【POJ - 1651】Multiplication Puzzle（区间dp）

题干：

The multiplication puzzle is played with a row of cards, each containing a single positive integer. During the move player takes one card out of the row and scores the number of points equal to the product of the number on the card taken and the numbers on the cards on the left and on the right of it. It is not allowed to take out the first and the last card in the row. After the final move, only two cards are left in the row. 

The goal is to take cards in such order as to minimize the total number of scored points. 

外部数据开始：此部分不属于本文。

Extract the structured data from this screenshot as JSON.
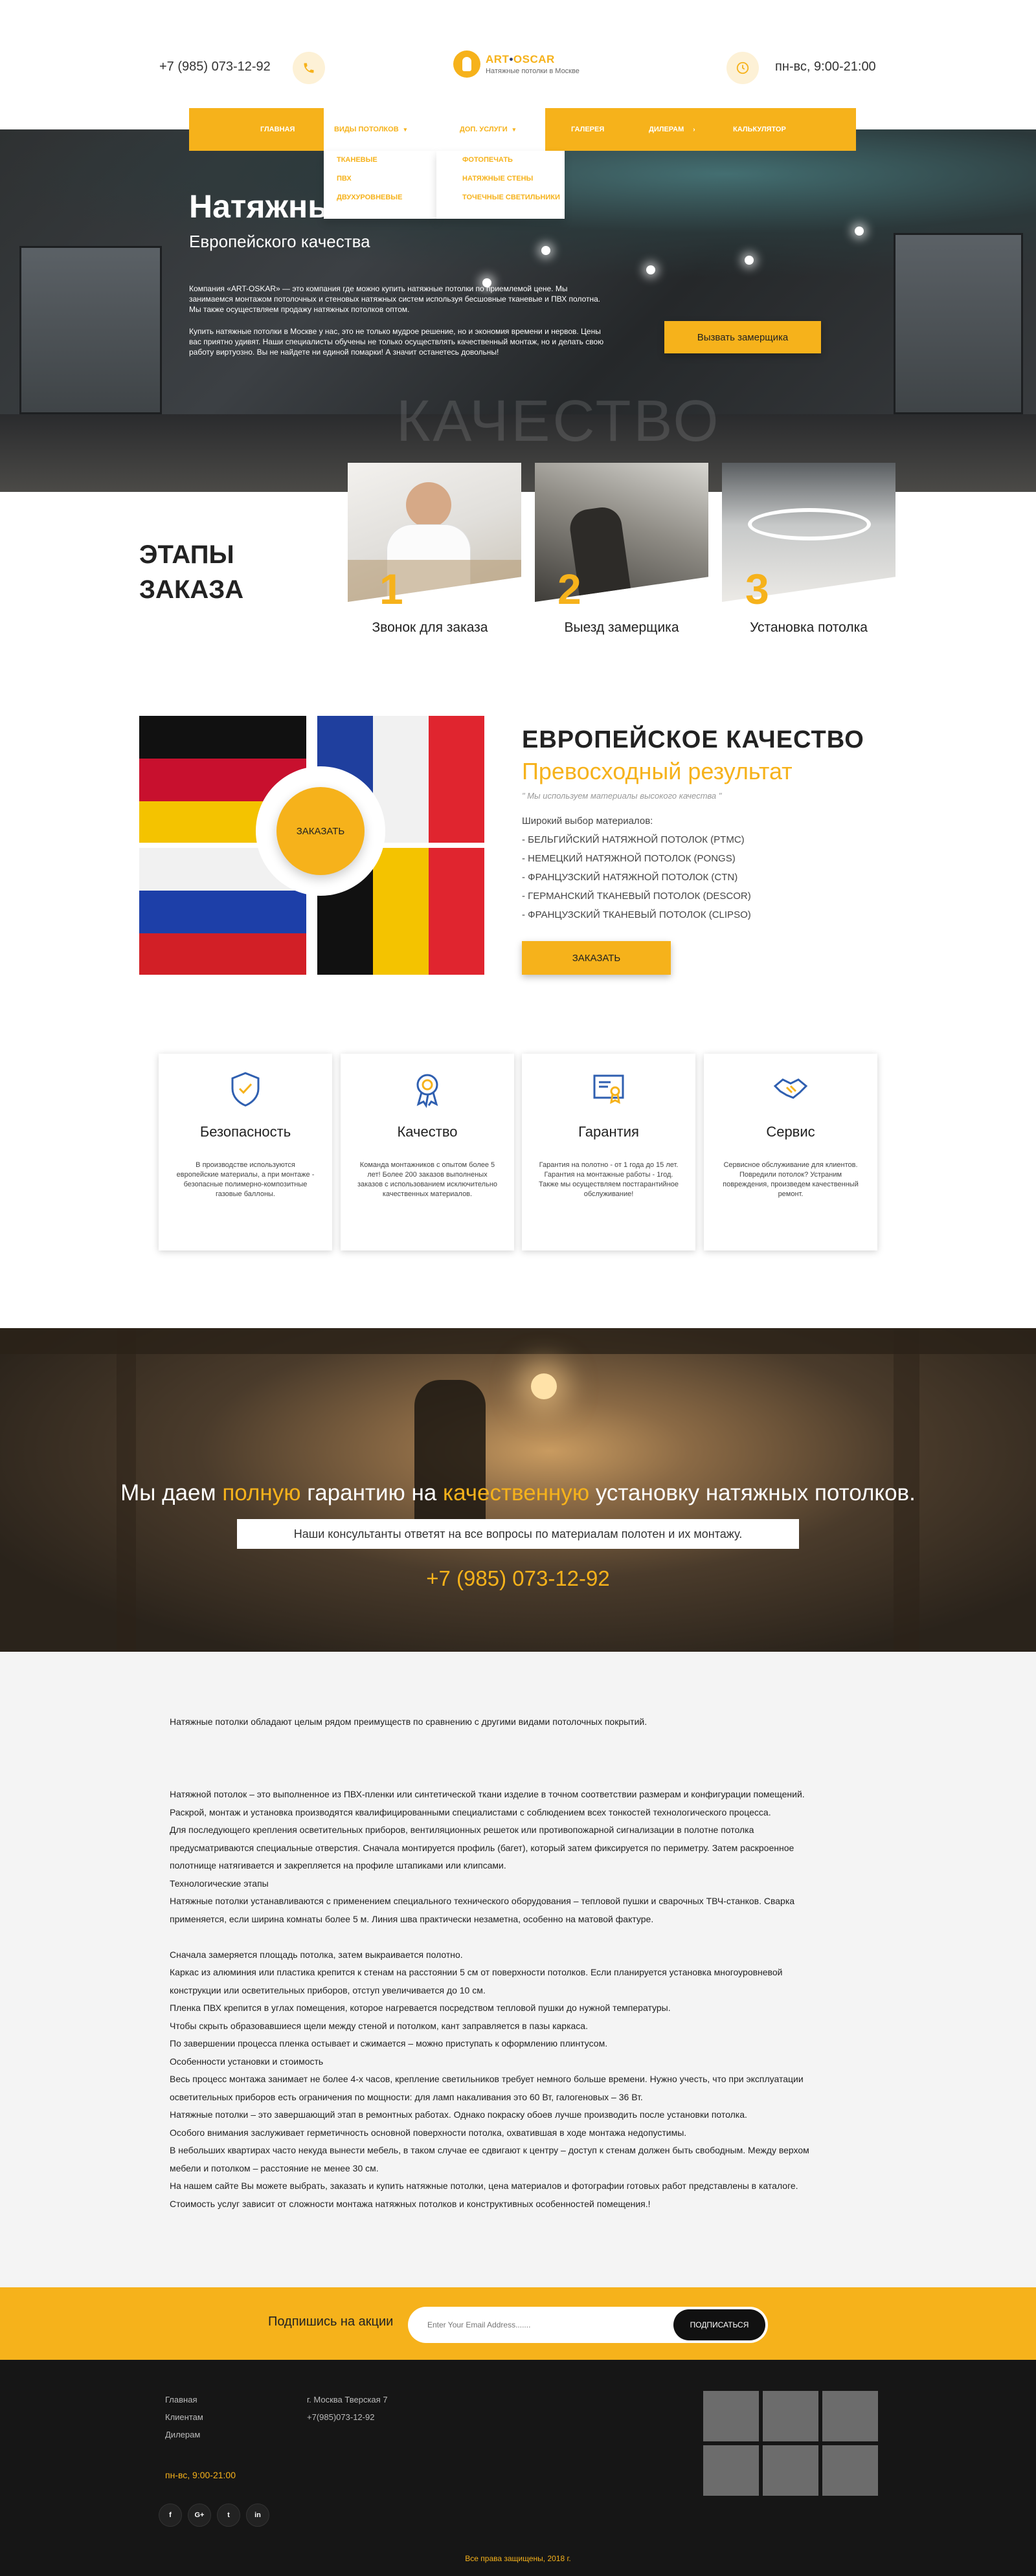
{
  "header": {
    "phone": "+7 (985) 073-12-92",
    "logo_title_a": "ART",
    "logo_title_dot": "•",
    "logo_title_b": "OSCAR",
    "logo_subtitle": "Натяжные потолки в Москве",
    "hours": "пн-вс, 9:00-21:00"
  },
  "nav": {
    "items": [
      {
        "label": "Главная"
      },
      {
        "label": "Виды потолков"
      },
      {
        "label": "Доп. услуги"
      },
      {
        "label": "Галерея"
      },
      {
        "label": "Дилерам"
      },
      {
        "label": "Калькулятор"
      }
    ],
    "dropdown_ceilings": [
      "Тканевые",
      "ПВХ",
      "Двухуровневые"
    ],
    "dropdown_services": [
      "Фотопечать",
      "Натяжные стены",
      "Точечные светильники"
    ]
  },
  "hero": {
    "title": "Натяжные потолки",
    "subtitle": "Европейского качества",
    "para1": "Компания «ART-OSKAR» — это компания где можно купить натяжные потолки по приемлемой цене. Мы занимаемся монтажом потолочных и стеновых натяжных систем используя бесшовные тканевые и ПВХ полотна. Мы также осуществляем продажу натяжных потолков оптом.",
    "para2": "Купить натяжные потолки в Москве у нас, это не только мудрое решение, но и экономия времени и нервов. Цены вас приятно удивят. Наши специалисты обучены не только осуществлять качественный монтаж, но и делать свою работу виртуозно. Вы не найдете ни единой помарки! А значит останетесь довольны!",
    "cta": "Вызвать замерщика",
    "watermark": "КАЧЕСТВО"
  },
  "stages": {
    "title_line1": "ЭТАПЫ",
    "title_line2": "ЗАКАЗА",
    "items": [
      {
        "num": "1",
        "label": "Звонок для заказа"
      },
      {
        "num": "2",
        "label": "Выезд замерщика"
      },
      {
        "num": "3",
        "label": "Установка потолка"
      }
    ]
  },
  "european": {
    "title": "ЕВРОПЕЙСКОЕ КАЧЕСТВО",
    "subtitle": "Превосходный результат",
    "quote": "\" Мы используем материалы высокого качества \"",
    "list_heading": "Широкий выбор материалов:",
    "list": [
      "- БЕЛЬГИЙСКИЙ НАТЯЖНОЙ ПОТОЛОК (PTMC)",
      "- НЕМЕЦКИЙ НАТЯЖНОЙ ПОТОЛОК (PONGS)",
      "- ФРАНЦУЗСКИЙ НАТЯЖНОЙ ПОТОЛОК (CTN)",
      "- ГЕРМАНСКИЙ ТКАНЕВЫЙ ПОТОЛОК (DESCOR)",
      "- ФРАНЦУЗСКИЙ ТКАНЕВЫЙ ПОТОЛОК (CLIPSO)"
    ],
    "order_circle": "ЗАКАЗАТЬ",
    "order_button": "ЗАКАЗАТЬ"
  },
  "features": [
    {
      "title": "Безопасность",
      "text": "В производстве используются европейские материалы, а при монтаже - безопасные полимерно-композитные газовые баллоны."
    },
    {
      "title": "Качество",
      "text": "Команда монтажников с опытом более 5 лет! Более 200 заказов выполненых заказов с использованием исключительно качественных материалов."
    },
    {
      "title": "Гарантия",
      "text": "Гарантия на полотно - от 1 года до 15 лет. Гарантия на монтажные работы - 1год. Также мы осуществляем постгарантийное обслуживание!"
    },
    {
      "title": "Сервис",
      "text": "Сервисное обслуживание для клиентов. Повредили потолок? Устраним повреждения, произведем качественный ремонт."
    }
  ],
  "guarantee": {
    "t1": "Мы даем ",
    "t2": "полную",
    "t3": " гарантию на ",
    "t4": "качественную",
    "t5": " установку натяжных потолков.",
    "box": "Наши консультанты ответят на все вопросы по материалам полотен и их монтажу.",
    "phone": "+7 (985) 073-12-92"
  },
  "article": {
    "intro": "Натяжные потолки обладают целым рядом преимуществ по сравнению с другими видами потолочных покрытий.",
    "lines": [
      "Натяжной потолок – это выполненное из ПВХ-пленки или синтетической ткани изделие в точном соответствии размерам и конфигурации помещений.",
      "Раскрой, монтаж и установка производятся квалифицированными специалистами с соблюдением всех тонкостей технологического процесса.",
      "Для последующего крепления осветительных приборов, вентиляционных решеток или противопожарной сигнализации в полотне потолка",
      "предусматриваются специальные отверстия. Сначала монтируется профиль (багет), который затем фиксируется по периметру. Затем раскроенное",
      "полотнище натягивается и закрепляется на профиле штапиками или клипсами.",
      "Технологические этапы",
      "Натяжные потолки устанавливаются с применением специального технического оборудования – тепловой пушки и сварочных ТВЧ-станков. Сварка",
      "применяется, если ширина комнаты более 5 м. Линия шва практически незаметна, особенно на матовой фактуре.",
      "",
      "Сначала замеряется площадь потолка, затем выкраивается полотно.",
      "Каркас из алюминия или пластика крепится к стенам на расстоянии 5 см от поверхности потолков. Если планируется установка многоуровневой",
      "конструкции или осветительных приборов, отступ увеличивается до 10 см.",
      "Пленка ПВХ крепится в углах помещения, которое нагревается посредством тепловой пушки до нужной температуры.",
      "Чтобы скрыть образовавшиеся щели между стеной и потолком, кант заправляется в пазы каркаса.",
      "По завершении процесса пленка остывает и сжимается – можно приступать к оформлению плинтусом.",
      "Особенности установки и стоимость",
      "Весь процесс монтажа занимает не более 4-х часов, крепление светильников требует немного больше времени. Нужно учесть, что при эксплуатации",
      "осветительных приборов есть ограничения по мощности: для ламп накаливания это 60 Вт, галогеновых – 36 Вт.",
      "Натяжные потолки – это завершающий этап в ремонтных работах. Однако покраску обоев лучше производить после установки потолка.",
      "Особого внимания заслуживает герметичность основной поверхности потолка, охватившая в ходе монтажа недопустимы.",
      "В небольших квартирах часто некуда вынести мебель, в таком случае ее сдвигают к центру – доступ к стенам должен быть свободным. Между верхом",
      "мебели и потолком – расстояние не менее 30 см.",
      "На нашем сайте Вы можете выбрать, заказать и купить натяжные потолки, цена материалов и фотографии готовых работ представлены в каталоге.",
      "Стоимость услуг зависит от сложности монтажа натяжных потолков и конструктивных особенностей помещения.!"
    ]
  },
  "subscribe": {
    "label": "Подпишись на акции",
    "placeholder": "Enter Your Email Address.......",
    "button": "ПОДПИСАТЬСЯ"
  },
  "footer": {
    "links": [
      "Главная",
      "Клиентам",
      "Дилерам"
    ],
    "address": "г. Москва Тверская 7",
    "phone": "+7(985)073-12-92",
    "hours": "пн-вс, 9:00-21:00",
    "social": [
      "f",
      "G+",
      "t",
      "in"
    ],
    "copyright": "Все права защищены, 2018 г."
  },
  "colors": {
    "accent": "#f6b21b",
    "dark": "#161616",
    "light_bg": "#f4f4f4"
  }
}
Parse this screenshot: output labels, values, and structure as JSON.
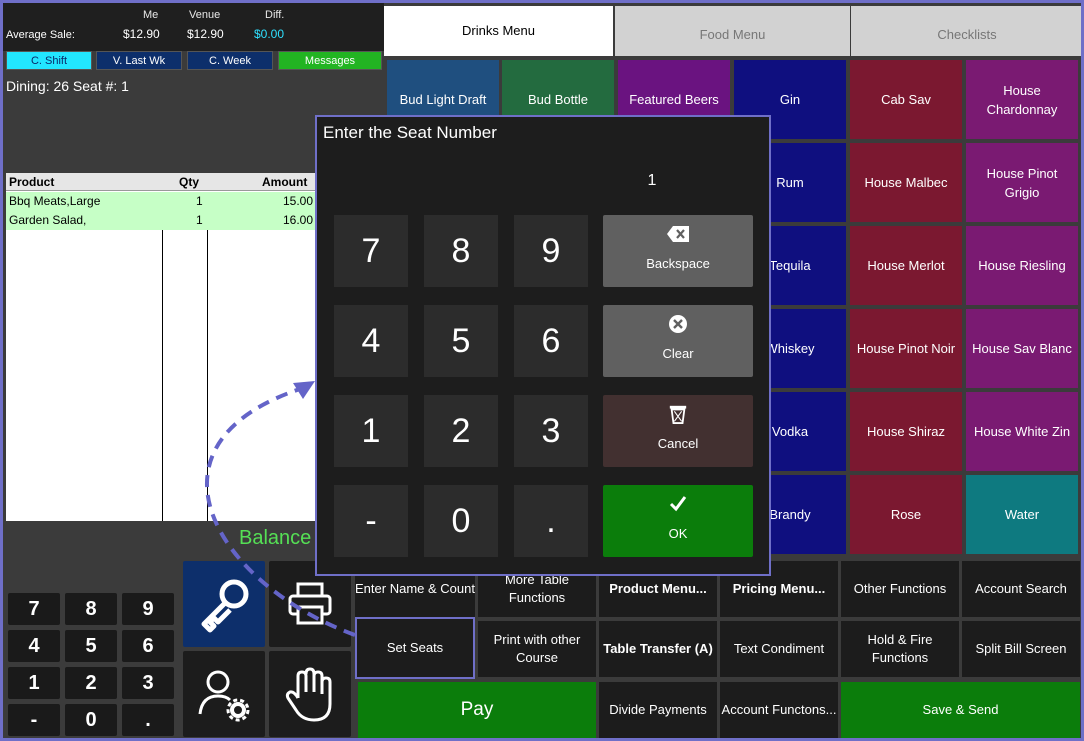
{
  "stats": {
    "average_sale_label": "Average Sale:",
    "col_me": "Me",
    "col_venue": "Venue",
    "col_diff": "Diff.",
    "me_value": "$12.90",
    "venue_value": "$12.90",
    "diff_value": "$0.00"
  },
  "period_buttons": [
    "C. Shift",
    "V. Last Wk",
    "C. Week"
  ],
  "messages_label": "Messages",
  "info_line": "Dining: 26  Seat #: 1",
  "order_table": {
    "headers": [
      "Product",
      "Qty",
      "Amount"
    ],
    "rows": [
      {
        "product": "Bbq Meats,Large",
        "qty": "1",
        "amount": "15.00"
      },
      {
        "product": "Garden Salad,",
        "qty": "1",
        "amount": "16.00"
      }
    ]
  },
  "balance_label": "Balance",
  "left_keypad": [
    "7",
    "8",
    "9",
    "4",
    "5",
    "6",
    "1",
    "2",
    "3",
    "-",
    "0",
    "."
  ],
  "tabs": [
    "Drinks Menu",
    "Food Menu",
    "Checklists"
  ],
  "menu_items": [
    "Bud Light Draft",
    "Bud Bottle",
    "Featured Beers",
    "Gin",
    "Cab Sav",
    "House Chardonnay",
    "Rum",
    "House Malbec",
    "House Pinot Grigio",
    "Tequila",
    "House Merlot",
    "House Riesling",
    "Whiskey",
    "House Pinot Noir",
    "House Sav Blanc",
    "Vodka",
    "House Shiraz",
    "House White Zin",
    "Brandy",
    "Rose",
    "Water"
  ],
  "function_buttons": {
    "enter_name": "Enter Name & Count",
    "more_table": "More Table Functions",
    "product_menu": "Product Menu...",
    "pricing_menu": "Pricing Menu...",
    "other_functions": "Other Functions",
    "account_search": "Account Search",
    "set_seats": "Set Seats",
    "print_course": "Print with other Course",
    "table_transfer": "Table Transfer (A)",
    "text_condiment": "Text Condiment",
    "hold_fire": "Hold & Fire Functions",
    "split_bill": "Split Bill Screen",
    "pay": "Pay",
    "divide_payments": "Divide Payments",
    "account_functions": "Account Functons...",
    "save_send": "Save & Send"
  },
  "dialog": {
    "title": "Enter the Seat Number",
    "value": "1",
    "keys": [
      "7",
      "8",
      "9",
      "4",
      "5",
      "6",
      "1",
      "2",
      "3",
      "-",
      "0",
      "."
    ],
    "backspace": "Backspace",
    "clear": "Clear",
    "cancel": "Cancel",
    "ok": "OK"
  },
  "colors": {
    "accent_border": "#6f6fc8",
    "ok_green": "#0b7d0b",
    "shift_cyan": "#22e6ff",
    "messages_green": "#22b422",
    "balance_green": "#55e055",
    "diff_cyan": "#2fe0ff"
  }
}
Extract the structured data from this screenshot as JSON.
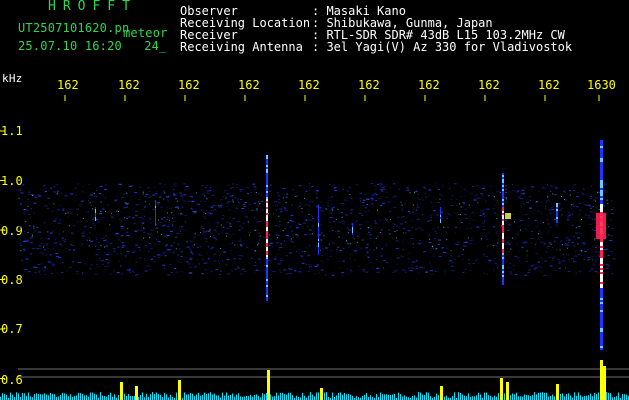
{
  "header": {
    "brand": "HROFFT",
    "file_name": "UT2507101620.pn",
    "file_tag": "meteor",
    "datetime": "25.07.10 16:20",
    "datetime_extra": "24_",
    "fields": [
      {
        "key": "Observer",
        "value": ": Masaki Kano"
      },
      {
        "key": "Receiving Location",
        "value": ": Shibukawa, Gunma, Japan"
      },
      {
        "key": "Receiver",
        "value": ": RTL-SDR SDR# 43dB L15 103.2MHz CW"
      },
      {
        "key": "Receiving Antenna",
        "value": ": 3el Yagi(V) Az 330 for Vladivostok"
      }
    ]
  },
  "axes": {
    "y_unit": "kHz",
    "y_ticks": [
      "1.1",
      "1.0",
      "0.9",
      "0.8",
      "0.7",
      "0.6"
    ],
    "x_ticks": [
      "162",
      "162",
      "162",
      "162",
      "162",
      "162",
      "162",
      "162",
      "162",
      "1630"
    ]
  },
  "colors": {
    "text_green": "#2bd84a",
    "text_white": "#ffffff",
    "tick_yellow": "#ffff00",
    "signal_blue": "#2233ff",
    "signal_red": "#ff2255",
    "baseline_cyan": "#00e5ff"
  }
}
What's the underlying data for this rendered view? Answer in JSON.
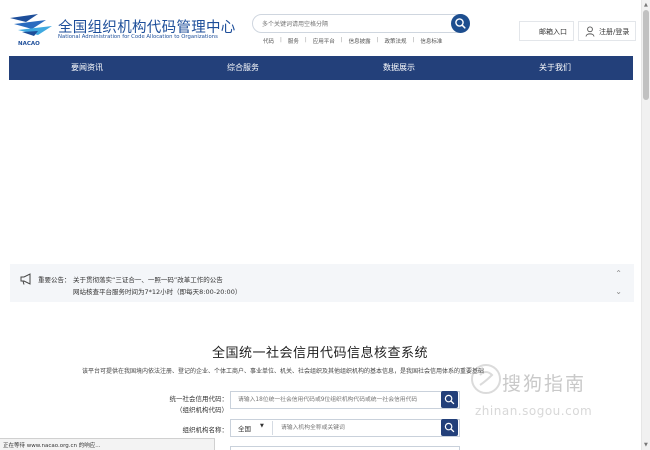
{
  "header": {
    "logo_title": "全国组织机构代码管理中心",
    "logo_subtitle": "National Administration for Code Allocation to Organizations",
    "logo_abbr": "NACAO",
    "search_placeholder": "多个关键词请用空格分隔",
    "quick_links": [
      "代码",
      "服务",
      "应用平台",
      "信息披露",
      "政策法规",
      "信息标准"
    ],
    "mail_label": "邮箱入口",
    "login_label": "注册/登录"
  },
  "nav": {
    "items": [
      "要闻资讯",
      "综合服务",
      "数据展示",
      "关于我们"
    ]
  },
  "notice": {
    "label": "重要公告：",
    "line1": "关于贯彻落实“三证合一、一照一码”改革工作的公告",
    "line2": "网站核查平台服务时间为7*12小时（即每天8:00-20:00）"
  },
  "query": {
    "title": "全国统一社会信用代码信息核查系统",
    "description": "该平台可提供在我国境内依法注册、登记的企业、个体工商户、事业单位、机关、社会组织及其他组织机构的基本信息，是我国社会信用体系的重要基础",
    "credit_code_label": "统一社会信用代码：",
    "credit_code_sublabel": "（组织机构代码）",
    "credit_code_placeholder": "请输入18位统一社会信用代码或9位组织机构代码或统一社会信用代码",
    "org_name_label": "组织机构名称：",
    "org_name_select": "全国",
    "org_name_placeholder": "请输入机构全称或关键词"
  },
  "watermark": {
    "text": "搜狗指南",
    "sub": "zhinan.sogou.com"
  },
  "status_bar": {
    "text": "正在等待 www.nacao.org.cn 的响应..."
  },
  "colors": {
    "brand_blue": "#23407a",
    "logo_blue": "#1d4e9a"
  }
}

For example, if cards in the row contain numbers 10 1 50 20 5, player might take a card with 1, then 20 and 50, scoring 

10*1*50 + 50*20*5 + 10*50*5 = 500+5000+2500 = 8000

If he would take the cards in the opposite order, i.e. 50, then 20, then 1, the score would be 

1*50*20 + 1*20*5 + 10*1*5 = 1000+100+50 = 1150.

Input

The first line of the input contains the number of cards N (3 <= N <= 100). The second line contains N integers in the range from 1 to 100, separated by spaces.

Output

Output must contain a single integer - the minimal score.

Sample Input

6
10 1 50 50 20 5

Sample Output

3650

解题报告：

   dp[l][r]代表我要消掉 l~r 中间的所有数字。转移显然是枚举最后一个操作需要删掉的数字，然后转移就行了。

AC代码：

#include<cstdio>
#include<iostream>
#include<algorithm>
#include<queue>
#include<map>
#include<vector>
#include<set>
#include<string>
#include<cmath>
#include<cstring>
#define ll long long
#define pb push_back
#define pm make_pair
using namespace std;
const int MAX = 100 + 5;
ll dp[MAX][MAX];
ll a[MAX];
int main()
{
	int n;
	cin>>n;
	for(int i = 1; i<=n; i++) scanf("%lld",a+i);
	memset(dp,0x3f,sizeof dp);
	for(int i = 1; i<=n; i++) dp[i][i] = 0,dp[i][i+1] = 0;
	for(int len = 3; len<=n; len++) {
		for(int l = 1; l+len-1 <= n; l++) {
			int r = l + len - 1;
			if(len == 3) {
				dp[l][r] = a[l]*a[r]*a[l+1];
				continue;
			}
			for(int k = l+1; k<=r-1; k++) {
				dp[l][r] = min(dp[l][r] , dp[l][k] + dp[k][r] + a[l]*a[k]*a[r]);
			}
		}
	}
	cout <<dp[1][n];
	return 0 ;
}